After nearly a month in the hospital, and an open heart surgery, Jacob's condition improved. He eventually was sent home to Mitchell.

But, this past summer, the family braced themselves for bad news once again. Jacob was scheduled to undergo an echocardiogram — also called an echo — when the cardiologist told Royce he needed a second open heart surgery.

"We starting getting really scared and freaked out and we just decided to do something more — something to help," Royce said.

And Helping Heart Heroes was founded.

During the waiting period that determined if Jacob needed to have an additional open heart surgery, the family decided to focus on something positive to help through the trying time. So, they formed the charity they now call Helping Heart Heroes.

That was six months ago, and now the family is preparing for the first-ever fundraiser this Saturday at The Village Bowl in Mitchell. The money raised will be given to the Pediatric Congenital Heart Association for research.

Feb. 7 through Feb. 14 has been deemed Congenital Heart Disease Awareness Week 2018, and the main reason Royce and her family chose this weekend to host the fundraiser.

One out of every 100 babies are born with CHD, making it the most common birth defect, according to the heart association. There is also no cure.

"It just fueled the fire for us to raise awareness," Royce said.

Trying to make 'a little bit of a difference'

Ever since Royce and her family began Helping Heart Heroes, the amount of people who have also been impacted by CHD in the Mitchell area have reached out.

And the entire family is shocked by the numbers.

"It's crazy how many people start telling me their CHD stories," Royce said. "It's really common. It's really scary."

But what's been even more surprising is the amount of support Royce has received. Several area businesses have agreed to sponsor, donate and help in several ways for the upcoming fundraiser.

And this has Royce hopeful for her son's, and the thousands of other children's, future with CHD.

"Before I had him, if I would've been asked what CHD is, I would have had no idea whatsoever," Royce said, again stating the one in 100 figure. "With awareness, brings funding, which brings research and it's good to put it out there."

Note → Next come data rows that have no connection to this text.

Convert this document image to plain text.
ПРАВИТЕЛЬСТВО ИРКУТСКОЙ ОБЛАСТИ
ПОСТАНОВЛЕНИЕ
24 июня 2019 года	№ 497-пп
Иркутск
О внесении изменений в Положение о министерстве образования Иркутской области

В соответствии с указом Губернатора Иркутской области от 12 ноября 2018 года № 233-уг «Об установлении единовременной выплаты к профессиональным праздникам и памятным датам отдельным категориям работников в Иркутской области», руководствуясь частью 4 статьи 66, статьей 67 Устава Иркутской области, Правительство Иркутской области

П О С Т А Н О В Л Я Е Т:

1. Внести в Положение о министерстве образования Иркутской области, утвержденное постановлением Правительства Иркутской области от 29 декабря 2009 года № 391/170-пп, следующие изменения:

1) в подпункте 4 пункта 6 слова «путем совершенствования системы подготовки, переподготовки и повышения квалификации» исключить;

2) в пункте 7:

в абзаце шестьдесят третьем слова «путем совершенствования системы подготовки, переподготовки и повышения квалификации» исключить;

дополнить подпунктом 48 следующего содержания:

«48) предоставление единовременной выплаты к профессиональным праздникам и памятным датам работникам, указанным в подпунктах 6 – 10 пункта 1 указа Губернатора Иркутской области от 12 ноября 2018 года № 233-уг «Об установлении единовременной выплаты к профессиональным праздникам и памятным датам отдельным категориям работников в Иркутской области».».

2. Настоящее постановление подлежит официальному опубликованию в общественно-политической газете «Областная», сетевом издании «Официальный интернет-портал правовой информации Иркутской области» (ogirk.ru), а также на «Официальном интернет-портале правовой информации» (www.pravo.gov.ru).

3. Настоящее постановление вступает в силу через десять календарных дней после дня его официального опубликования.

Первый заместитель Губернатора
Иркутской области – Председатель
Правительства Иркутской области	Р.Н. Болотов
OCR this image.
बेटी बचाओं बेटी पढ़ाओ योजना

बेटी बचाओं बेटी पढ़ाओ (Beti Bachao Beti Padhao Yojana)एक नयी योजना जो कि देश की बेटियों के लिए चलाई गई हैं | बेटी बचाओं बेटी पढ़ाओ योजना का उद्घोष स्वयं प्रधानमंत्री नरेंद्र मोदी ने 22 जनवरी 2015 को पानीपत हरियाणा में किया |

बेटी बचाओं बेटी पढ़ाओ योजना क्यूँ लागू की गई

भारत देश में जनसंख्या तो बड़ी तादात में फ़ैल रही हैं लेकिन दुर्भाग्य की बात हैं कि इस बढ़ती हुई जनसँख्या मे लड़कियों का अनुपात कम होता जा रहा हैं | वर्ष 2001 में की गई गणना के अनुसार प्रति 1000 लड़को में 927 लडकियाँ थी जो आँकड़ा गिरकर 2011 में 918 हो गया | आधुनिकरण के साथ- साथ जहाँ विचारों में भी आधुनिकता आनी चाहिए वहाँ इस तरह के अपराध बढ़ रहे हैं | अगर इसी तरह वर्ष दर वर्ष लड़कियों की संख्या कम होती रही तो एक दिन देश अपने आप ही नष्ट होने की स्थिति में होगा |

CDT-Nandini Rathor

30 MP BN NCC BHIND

Jacob's siblings include 12-year-old Raeana Eggert, 10-year-old Leo Eggert and 6-year-old Janelie Eggert. And each one of them also recall the day Jacob was born, and the health issues he's faced.

"It was probably the scariest time for any of us in our whole lives," Royce said. "We've never experienced anything this traumatic."

Jacob still has doctor appointments every three months, and will need to undergo a few more open heart surgeries in the future, Royce said. But she and the family are prepared, and eager to spread the word about CHD as much as possible.

"We're just trying to make a little bit of a difference," Royce said. "It's heartbreaking seeing how many children are out there fighting."